Along with pulleys(and excluding minibot), we’ve used all this with a 3d printer.

Interestingly, we’ve not only done round belt pulleys, but have printed round drive pulleys with the belt pattern(the name of which escapes me) with moderate success.

Looks like a portion of the Stryke Force (2767) logo in the background of the first image. Looks like their robot too.

There a few threads with this same question.

We started printing parts for our robot in 2011, more than a few parts. Most of them critical. We felt that it was a worth while effort for our team so we have continued every year since.

http://www.chiefdelphi.com/media/photos/38032
http://www.chiefdelphi.com/media/photos/38033
http://www.chiefdelphi.com/media/photos/38034
http://www.chiefdelphi.com/media/photos/38831
If you have any questions I am sure they will be answered.

My only true advice, understand the design limits of “your” 3D printer and apply your robot designs appropriately.

Good luck with it,

In the past, we have 3D printed pulleys, electronics mounting towers, gears, molds, potentiometer mounts, and even shooter wheels.

I usually hate on a lot of teams for really poorly using 3d printing, so this is great advice.

207 is the first team I saw at an event (in 2011) where I really said “WOW! they actually get it!

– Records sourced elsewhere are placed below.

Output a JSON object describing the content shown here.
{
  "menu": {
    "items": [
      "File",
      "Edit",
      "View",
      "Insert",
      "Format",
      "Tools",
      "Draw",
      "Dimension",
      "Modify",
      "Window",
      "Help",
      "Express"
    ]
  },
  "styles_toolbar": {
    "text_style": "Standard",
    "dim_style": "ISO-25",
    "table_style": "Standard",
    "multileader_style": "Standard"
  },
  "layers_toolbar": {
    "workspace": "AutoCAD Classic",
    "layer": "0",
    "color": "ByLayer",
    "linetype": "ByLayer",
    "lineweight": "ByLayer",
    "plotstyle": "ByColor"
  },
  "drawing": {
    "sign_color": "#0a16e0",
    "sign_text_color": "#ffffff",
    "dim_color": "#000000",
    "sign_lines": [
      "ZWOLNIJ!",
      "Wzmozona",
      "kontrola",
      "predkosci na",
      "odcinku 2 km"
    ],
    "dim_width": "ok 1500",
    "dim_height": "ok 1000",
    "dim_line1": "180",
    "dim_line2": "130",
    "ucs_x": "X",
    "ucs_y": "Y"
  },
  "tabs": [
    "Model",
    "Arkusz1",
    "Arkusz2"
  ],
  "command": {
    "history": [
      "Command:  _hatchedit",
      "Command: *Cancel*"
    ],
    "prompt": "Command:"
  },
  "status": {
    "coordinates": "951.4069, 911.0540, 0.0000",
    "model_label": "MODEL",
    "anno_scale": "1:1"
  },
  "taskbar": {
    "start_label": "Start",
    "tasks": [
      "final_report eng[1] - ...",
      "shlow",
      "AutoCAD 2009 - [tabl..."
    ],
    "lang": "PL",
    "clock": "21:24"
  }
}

They’re using it right!”.

What would the limits be then

It depends on the printer and the settings and the material.

For any 3D printed part, there is a size limit–can’t build any bigger than the machine’s build envelope, unless you’re doing something where two parts mate into one.

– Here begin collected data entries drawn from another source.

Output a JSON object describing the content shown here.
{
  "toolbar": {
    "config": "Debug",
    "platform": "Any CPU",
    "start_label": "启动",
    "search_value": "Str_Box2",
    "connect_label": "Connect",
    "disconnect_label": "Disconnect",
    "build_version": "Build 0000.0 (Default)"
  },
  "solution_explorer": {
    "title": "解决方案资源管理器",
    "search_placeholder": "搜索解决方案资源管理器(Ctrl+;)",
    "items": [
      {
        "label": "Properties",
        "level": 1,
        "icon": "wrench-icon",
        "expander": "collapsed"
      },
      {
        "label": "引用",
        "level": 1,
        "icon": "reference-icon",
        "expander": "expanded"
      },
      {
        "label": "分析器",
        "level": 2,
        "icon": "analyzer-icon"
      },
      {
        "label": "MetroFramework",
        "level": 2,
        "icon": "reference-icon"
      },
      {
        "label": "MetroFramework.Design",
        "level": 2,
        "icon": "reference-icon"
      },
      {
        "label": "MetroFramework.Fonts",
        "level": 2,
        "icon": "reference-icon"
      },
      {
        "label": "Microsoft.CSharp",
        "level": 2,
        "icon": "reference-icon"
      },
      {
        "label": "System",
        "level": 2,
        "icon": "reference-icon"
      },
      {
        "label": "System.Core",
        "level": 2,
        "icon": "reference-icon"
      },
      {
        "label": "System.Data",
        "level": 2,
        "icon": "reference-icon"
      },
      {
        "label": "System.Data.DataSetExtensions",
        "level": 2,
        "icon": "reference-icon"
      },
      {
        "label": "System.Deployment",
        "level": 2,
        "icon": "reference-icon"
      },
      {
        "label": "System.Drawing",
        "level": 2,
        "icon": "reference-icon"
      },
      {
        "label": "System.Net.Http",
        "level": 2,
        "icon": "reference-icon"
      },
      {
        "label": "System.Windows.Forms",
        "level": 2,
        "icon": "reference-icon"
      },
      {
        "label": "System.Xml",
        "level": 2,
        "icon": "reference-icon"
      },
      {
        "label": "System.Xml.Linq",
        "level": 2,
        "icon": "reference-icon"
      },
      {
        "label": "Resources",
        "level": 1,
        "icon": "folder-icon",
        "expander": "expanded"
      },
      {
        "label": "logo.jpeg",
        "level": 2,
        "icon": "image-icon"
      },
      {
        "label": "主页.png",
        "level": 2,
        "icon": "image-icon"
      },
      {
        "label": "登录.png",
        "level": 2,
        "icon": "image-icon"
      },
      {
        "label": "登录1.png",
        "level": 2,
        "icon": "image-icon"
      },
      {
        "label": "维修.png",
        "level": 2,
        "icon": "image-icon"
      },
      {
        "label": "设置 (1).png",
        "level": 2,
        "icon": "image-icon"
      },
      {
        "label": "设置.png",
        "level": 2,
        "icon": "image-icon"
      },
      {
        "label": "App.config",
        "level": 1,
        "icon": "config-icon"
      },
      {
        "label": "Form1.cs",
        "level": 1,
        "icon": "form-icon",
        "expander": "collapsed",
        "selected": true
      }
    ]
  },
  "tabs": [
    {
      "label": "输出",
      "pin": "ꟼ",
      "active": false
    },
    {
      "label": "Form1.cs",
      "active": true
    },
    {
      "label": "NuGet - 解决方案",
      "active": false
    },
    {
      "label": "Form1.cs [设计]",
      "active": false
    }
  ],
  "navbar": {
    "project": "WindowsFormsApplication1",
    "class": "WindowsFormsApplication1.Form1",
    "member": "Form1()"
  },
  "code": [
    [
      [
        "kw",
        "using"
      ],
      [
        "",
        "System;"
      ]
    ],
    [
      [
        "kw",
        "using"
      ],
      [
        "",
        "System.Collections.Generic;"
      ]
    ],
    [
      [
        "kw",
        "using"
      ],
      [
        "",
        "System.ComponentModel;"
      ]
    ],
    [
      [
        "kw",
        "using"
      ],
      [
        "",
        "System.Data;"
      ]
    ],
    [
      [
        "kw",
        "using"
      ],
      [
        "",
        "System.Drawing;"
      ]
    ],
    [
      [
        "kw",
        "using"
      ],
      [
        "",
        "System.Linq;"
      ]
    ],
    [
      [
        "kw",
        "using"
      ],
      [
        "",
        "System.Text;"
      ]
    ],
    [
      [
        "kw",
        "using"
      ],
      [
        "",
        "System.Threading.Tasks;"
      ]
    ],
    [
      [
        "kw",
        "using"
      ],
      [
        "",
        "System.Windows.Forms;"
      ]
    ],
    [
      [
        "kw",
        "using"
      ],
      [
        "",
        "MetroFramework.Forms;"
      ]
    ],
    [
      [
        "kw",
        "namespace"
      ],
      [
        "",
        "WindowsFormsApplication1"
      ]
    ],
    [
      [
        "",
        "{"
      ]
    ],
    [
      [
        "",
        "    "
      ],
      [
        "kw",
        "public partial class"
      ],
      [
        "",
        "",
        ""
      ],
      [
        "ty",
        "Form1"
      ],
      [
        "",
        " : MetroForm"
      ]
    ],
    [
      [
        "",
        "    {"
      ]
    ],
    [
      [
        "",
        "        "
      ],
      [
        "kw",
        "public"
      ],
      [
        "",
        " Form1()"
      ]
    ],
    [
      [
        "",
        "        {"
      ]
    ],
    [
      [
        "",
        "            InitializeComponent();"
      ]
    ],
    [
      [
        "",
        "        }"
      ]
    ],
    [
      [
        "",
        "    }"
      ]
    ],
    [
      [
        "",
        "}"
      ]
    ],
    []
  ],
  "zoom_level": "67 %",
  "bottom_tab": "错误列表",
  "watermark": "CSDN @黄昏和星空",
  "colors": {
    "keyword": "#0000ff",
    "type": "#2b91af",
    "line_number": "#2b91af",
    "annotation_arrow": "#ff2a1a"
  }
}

Different materials print differently, and different temperatures can make a material act differently. For example, we once took a lot of warping out of medium PLA parts by cutting the print head temperature by about 30 C. (For that matter… if you plan to use a color on the robot, test it first. Some colors on the printer WILL act differently–we always had a problem with white PLA cracking, for example, not so much with any other color.)

Support structure can be a limiting factor, but I don’t know much about that, so I’ll pass on commenting.

The printers I’m used to–RepRap types–are sensitive to a level surface, condition of the heated bed covering tape, temperature of the print head and heated bed, tension of belts, height of the print head above the platform… In short, they HAVE to be dialed in. We’d check how dialed in we were every time we moved one from one location to another (though having it on a cart removed that for a while) and adjust if necessary. That’s how sensitive they could be. We also did not have the ability to use support structure, so parts had to be printed in a certain orientation–actually, still an issue.

There’s also the issue of precision–3D printers are only as accurate as their print heads’ extruder tips in both travel and thickness of material–we’d always figure at least .003" oversize to allow for the tip running thick. Otherwise, holes would need to be drilled out.

A couple of additional tips - Understand how the part is going to be loaded. Generally, the material will be weaker in one direction than another. Also, use the software to your advantage. The automatic print setting features are great for parts that aren’t going to see much loading, but if you have the ability to examine each layer and tweak the print settings, definitely do so. You can minimize the number of voids caused by the printer head changing direction around curves (see here for an example), which can help you in situations where you will have loading, such as around fastener holes.

1675 did some experimenting with 3D printing last fall and I’m sure we’ll continue that this year. We were mostly experimenting with gears. Most of our tests help up just fine - it was when we hastily reduced material near the hub that we had a failure.

On our 2013 competition bot, we used 3D printed plates for custom gearboxes for our drive train. Our milling and pocketing capabilities are limiting so the ability to print two plates in 3 hours greatly increased our production. We had 8 printed plates and assembled gearboxes by the end of week 1 (normally we’re looking at week 3 for assembly). Never had a problem with the plates through 5 competitions so far.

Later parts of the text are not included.